UNH offers guidance and solutions for storing research data that currently reside on personal or lab computers. The best practice for data storage is to have at least two additional copies of your data, one of which is stored in a location other than where you keep your computer (such as cloud storage).
Active research data and duplicate copies of research data storage are tools for keeping your data safe during your project's lifetime. To view data storage options at UNH please use the storage solutions grid found on our Storage Offerings page. Information on long-term storage and preservation or archiving data can be found in Long-term Preservation.

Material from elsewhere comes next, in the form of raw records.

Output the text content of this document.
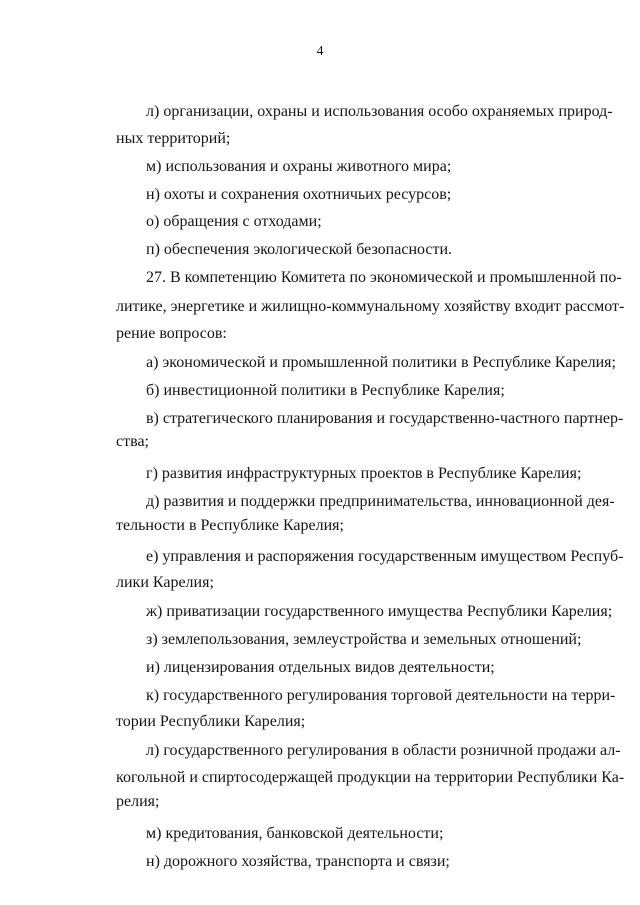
4
л) организации, охраны и использования особо охраняемых природ-
ных территорий;
м) использования и охраны животного мира;
н) охоты и сохранения охотничьих ресурсов;
о) обращения с отходами;
п) обеспечения экологической безопасности.
27. В компетенцию Комитета по экономической и промышленной по-
литике, энергетике и жилищно-коммунальному хозяйству входит рассмот-
рение вопросов:
а) экономической и промышленной политики в Республике Карелия;
б) инвестиционной политики в Республике Карелия;
в) стратегического планирования и государственно-частного партнер-
ства;
г) развития инфраструктурных проектов в Республике Карелия;
д) развития и поддержки предпринимательства, инновационной дея-
тельности в Республике Карелия;
е) управления и распоряжения государственным имуществом Респуб-
лики Карелия;
ж) приватизации государственного имущества Республики Карелия;
з) землепользования, землеустройства и земельных отношений;
и) лицензирования отдельных видов деятельности;
к) государственного регулирования торговой деятельности на терри-
тории Республики Карелия;
л) государственного регулирования в области розничной продажи ал-
когольной и спиртосодержащей продукции на территории Республики Ка-
релия;
м) кредитования, банковской деятельности;
н) дорожного хозяйства, транспорта и связи;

Data Security and Compliance
If you are working with sensitive or regulated data, such as HIPAA, FERPA, CUI, or human subjects data, visit Regulated Data for more information.
Considerations for Selecting Storage
Selecting appropriate storage for your data depends on data security requirements, the volume of data, and ease of access. The aim of effective data storage is to protect your data from accidental disclosure or loss.
- For large data and specialized services. If you have large amounts of data or data that require specialized services, contact the USNH Enterprise IT Research Computing Center for more information about purchasing a file server.
- For restricted data. For storing copies of restricted or regulated data, please contact the USNH Enterprise IT Research Computing Center to discuss available storage alternatives.
- For human subjects research data. Use Box @ UNH to store copies of human subjects research data. See Data Security in Research Involving Human Subjects.
- For instrumentation output. If your instrumentation output saves directly to local storage, you will need to identify a strategy for saving a copy of the data to other storage solutions. Please contact the Instrumentation Center.
- For high-performance computing clusters. If you have storage needs associated with the high-performance computing clusters, please contact the USNH Enterprise IT Research Computing Center.
- For non-digital, printed materials. Consider creating digital surrogates that can serve as backup copies to your original documents. Scan paper lab notebooks, survey results, notes, or other printed material and store them with your digital materials.